When nanocellulose is combined with different types of metal nanoparticles, materials are formed with many new and exciting properties. They can be antibacterial, change color under pressure, or convert light to heat.

“To put it simply, we make gold from nanocellulose,” says Daniel Aili, associate professor in the Department of Biophysics and Bioengineering at the Department of Physics, Chemistry and Biology at Linköping University.

The research group, led by Daniel Aili, used a biosynthetic nanocellulose, produced by bacteria and originally developed for wound care. The scientists subsequently decorated the cellulose with metal nanoparticles, mainly silver and gold. The particles, not larger than a few billionths of a meter, are first adapted to give them the desired properties, and then combined with the nanocellulose.
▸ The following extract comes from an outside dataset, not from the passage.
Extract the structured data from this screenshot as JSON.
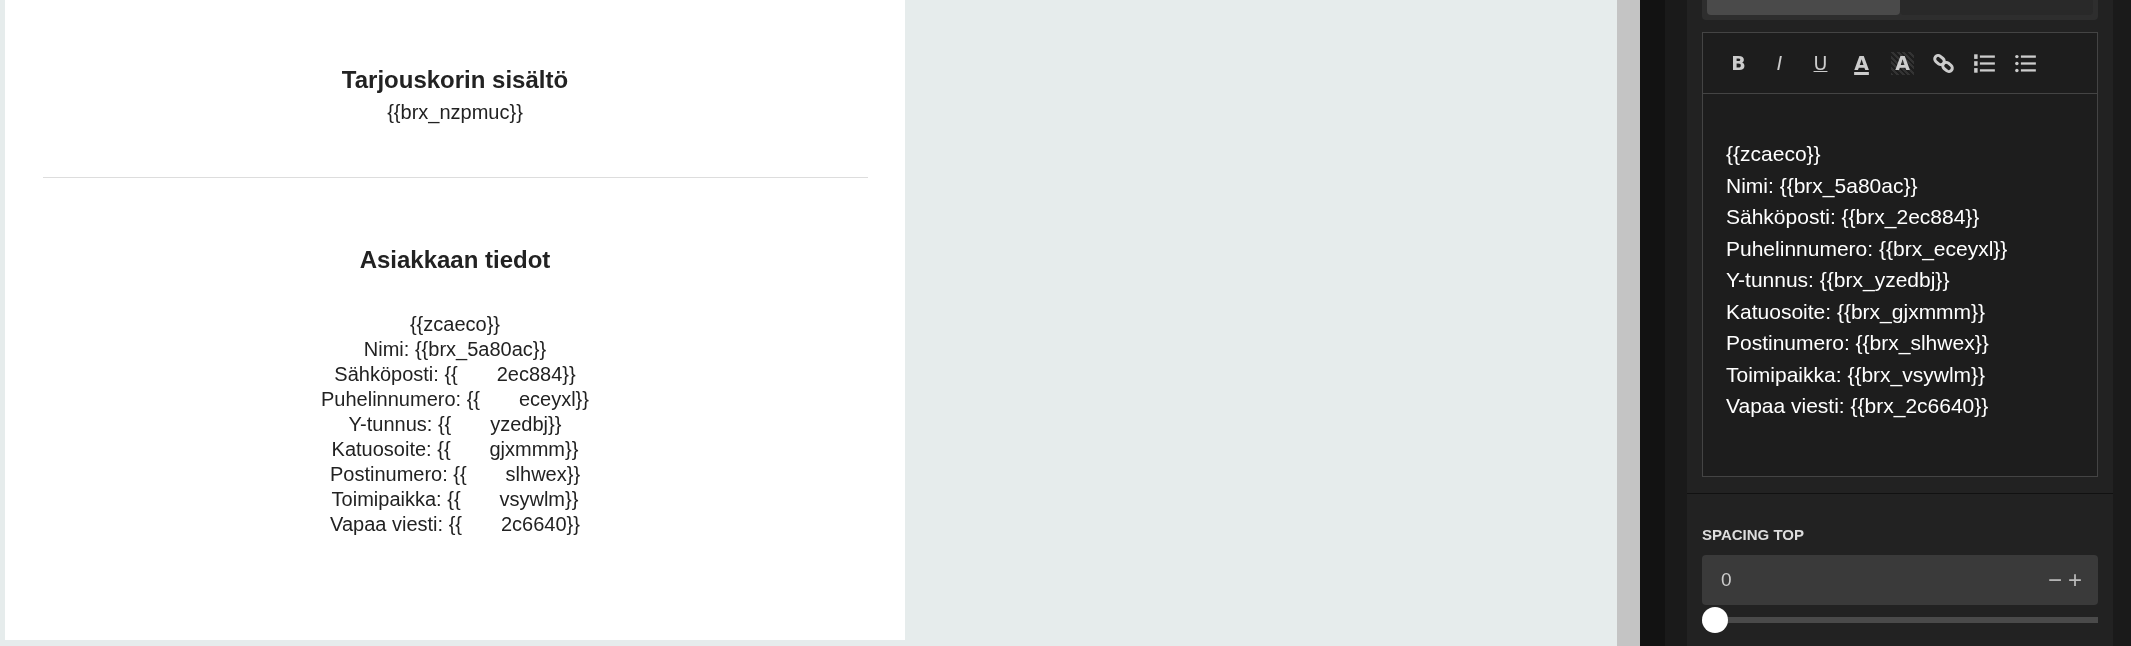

“Nanocellulose consists of thin strands of cellulose, about a thousandth of a diameter of a human hair. The strands act as a three-dimensional scaffold for the metal particles. When the particles adhere to the cellulose, a material consisting of a network of particles and cellulose forms, ”explains Daniel Aili.

The researchers can determine with high precision how many particles will hook, and their identities. They can also mix particles of different metals and with different shapes – spherical, elliptical and triangular.
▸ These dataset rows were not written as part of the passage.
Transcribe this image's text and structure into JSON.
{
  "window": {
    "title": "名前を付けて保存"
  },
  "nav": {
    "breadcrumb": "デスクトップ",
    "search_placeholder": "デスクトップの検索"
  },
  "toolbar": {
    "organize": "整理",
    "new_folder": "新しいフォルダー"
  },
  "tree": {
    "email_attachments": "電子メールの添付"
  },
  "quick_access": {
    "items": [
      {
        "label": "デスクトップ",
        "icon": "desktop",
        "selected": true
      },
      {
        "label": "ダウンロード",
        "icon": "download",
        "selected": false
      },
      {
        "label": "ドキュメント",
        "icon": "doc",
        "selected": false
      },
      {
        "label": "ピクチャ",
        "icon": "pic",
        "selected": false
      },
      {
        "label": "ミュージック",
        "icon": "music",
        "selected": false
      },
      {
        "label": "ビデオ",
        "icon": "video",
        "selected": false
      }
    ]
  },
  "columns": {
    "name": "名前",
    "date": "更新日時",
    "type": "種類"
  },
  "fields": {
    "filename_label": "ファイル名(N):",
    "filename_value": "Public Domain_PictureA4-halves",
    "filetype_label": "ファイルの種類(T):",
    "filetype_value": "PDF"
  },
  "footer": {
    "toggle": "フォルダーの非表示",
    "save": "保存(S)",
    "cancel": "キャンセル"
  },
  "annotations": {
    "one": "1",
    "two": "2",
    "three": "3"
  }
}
In the first part of a scientific article published in Advanced functional materials, the group describes the process and explains why it works the way it does. The second part focuses on different areas of application.

One exciting phenomenon is the way in which the properties of the material change when pressure is applied. Optical phenomena arise as the particles approach and interact, and the material changes color. As the pressure increases, the material eventually turns out to be gold.

“We saw that the material changed color when we picked it up in tweezers, and we could not understand at first why,” says Daniel Aili.

The scientists called the phenomenon “the mechanoplasmic effect”, and it turned out that it was very useful. A closely related application exists in sensors because it is possible to read the sensor with the naked eye. An example: When a protein adheres to the material, it does not change color when it is pressurized. If the protein is a marker for a particular disease, color change failure can be used in diagnosis. If the material changes color, the marker protein is not present.

Another interesting phenomenon is represented by a variant of the material that absorbs light from a much wider spectrum of visible light and generates heat. This feature can be used for both energy-applied applications and in medicine.

“Our method makes it possible to produce composites of nanocellulose and metal nanoparticles which are soft and biocompatible materials for optical, catalytic, electrical and biomedical applications. Since the material itself is assembled, we can produce complex materials with completely new goods defined properties, ”concludes Daniel Aili.